We moved our Bluesky data to Eurosky

Self‑hosting Skills and EU Data Sovereignty

  • Commenters note a rising demand for non‑US infrastructure, especially in Europe and government‑adjacent organizations.
  • Experience with Linux, self‑hosting, and “old school” sysadmin skills is seen as newly valuable, amid moves away from US hyperscalers.
  • There is contract work recreating AWS‑like functionality on EU providers (e.g., OVH), but it’s often buried in layers of bureaucracy and slow procurement.
  • Economic uncertainty, the AI hype cycle, stagflation in Europe, and the end of cheap money are said to be dampening new infrastructure investments.

What Waag’s Move to Eurosky Represents

  • The “news” is mainly that Waag moved from Bluesky’s hosted PDS to a European PDS provider (Eurosky), not full self‑hosting.
  • Some argue decentralization doesn’t require most people to self‑host, just that no single provider dominates; others doubt many ordinary users will ever move off default hosting.

Decentralization, Identity, and Keys in ATProto

  • One side argues ATProto structurally incentivizes centralization: most users’ identities and keys are effectively controlled by their PDS (currently mostly Bluesky), so a Bluesky “rug pull” could wipe out the network.
  • The counterargument: identities are based on DIDs, not tied to a single PDS; users can register rotation keys and take control, and the PLC directory is auditable with transparency logs.
  • Critics respond that in practice almost no users will manage their own keys, so the theoretical decentralization doesn’t translate into real user control.

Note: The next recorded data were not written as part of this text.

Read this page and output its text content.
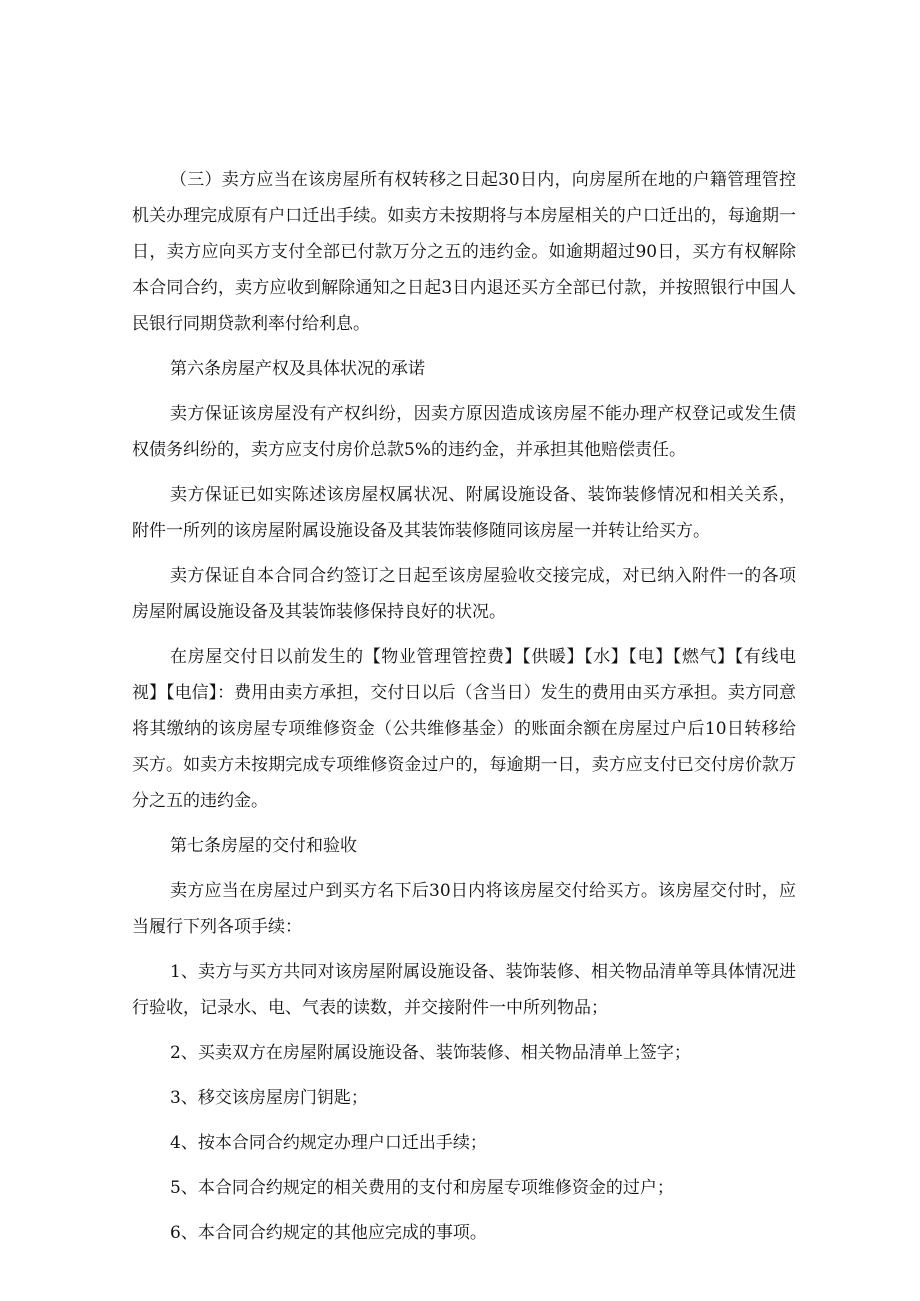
（三）卖方应当在该房屋所有权转移之日起30日内，向房屋所在地的户籍管理管控机关办理完成原有户口迁出手续。如卖方未按期将与本房屋相关的户口迁出的，每逾期一日，卖方应向买方支付全部已付款万分之五的违约金。如逾期超过90日，买方有权解除本合同合约，卖方应收到解除通知之日起3日内退还买方全部已付款，并按照银行中国人民银行同期贷款利率付给利息。

第六条房屋产权及具体状况的承诺

卖方保证该房屋没有产权纠纷，因卖方原因造成该房屋不能办理产权登记或发生债权债务纠纷的，卖方应支付房价总款5%的违约金，并承担其他赔偿责任。

卖方保证已如实陈述该房屋权属状况、附属设施设备、装饰装修情况和相关关系，附件一所列的该房屋附属设施设备及其装饰装修随同该房屋一并转让给买方。

卖方保证自本合同合约签订之日起至该房屋验收交接完成，对已纳入附件一的各项房屋附属设施设备及其装饰装修保持良好的状况。

在房屋交付日以前发生的【物业管理管控费】【供暖】【水】【电】【燃气】【有线电视】【电信】：费用由卖方承担，交付日以后（含当日）发生的费用由买方承担。卖方同意将其缴纳的该房屋专项维修资金（公共维修基金）的账面余额在房屋过户后10日转移给买方。如卖方未按期完成专项维修资金过户的，每逾期一日，卖方应支付已交付房价款万分之五的违约金。

第七条房屋的交付和验收

卖方应当在房屋过户到买方名下后30日内将该房屋交付给买方。该房屋交付时，应当履行下列各项手续：

1、卖方与买方共同对该房屋附属设施设备、装饰装修、相关物品清单等具体情况进行验收，记录水、电、气表的读数，并交接附件一中所列物品；

2、买卖双方在房屋附属设施设备、装饰装修、相关物品清单上签字；

3、移交该房屋房门钥匙；

4、按本合同合约规定办理户口迁出手续；

5、本合同合约规定的相关费用的支付和房屋专项维修资金的过户；

6、本合同合约规定的其他应完成的事项。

Privacy, Surveillance, and Public Data

  • ATProto is described as explicitly about public replication; it offers essentially no privacy, which some say makes mass surveillance easier.
  • Others respond that public social media is, by definition, public and should not be conflated with private messaging use cases.

Funding Models and “Who Built the Internet”

  • One camp stresses that major parts of the internet, DNS, email, and the web were commercialized and scaled by VC‑backed companies.
  • Others push back, highlighting the foundational role of government and academic research and non‑profits (Internet Archive, Let’s Encrypt, ICANN, Linux Foundation).
  • There’s agreement that non‑profits funded by corporations can help keep core infrastructure aligned with public‑good goals, even if VC‑backed firms build on top.

Alternatives: Mastodon, Fediverse, Solid, Nostr

  • Some ask why organizations don’t simply run Mastodon and join the Fediverse instead of using Bluesky, which they see as a “dead end.”
  • ATProto is contrasted positively with Tim Berners‑Lee’s Solid (seen as too complex), but both ATProto and the Fediverse are viewed as much more centralized than Nostr by some participants.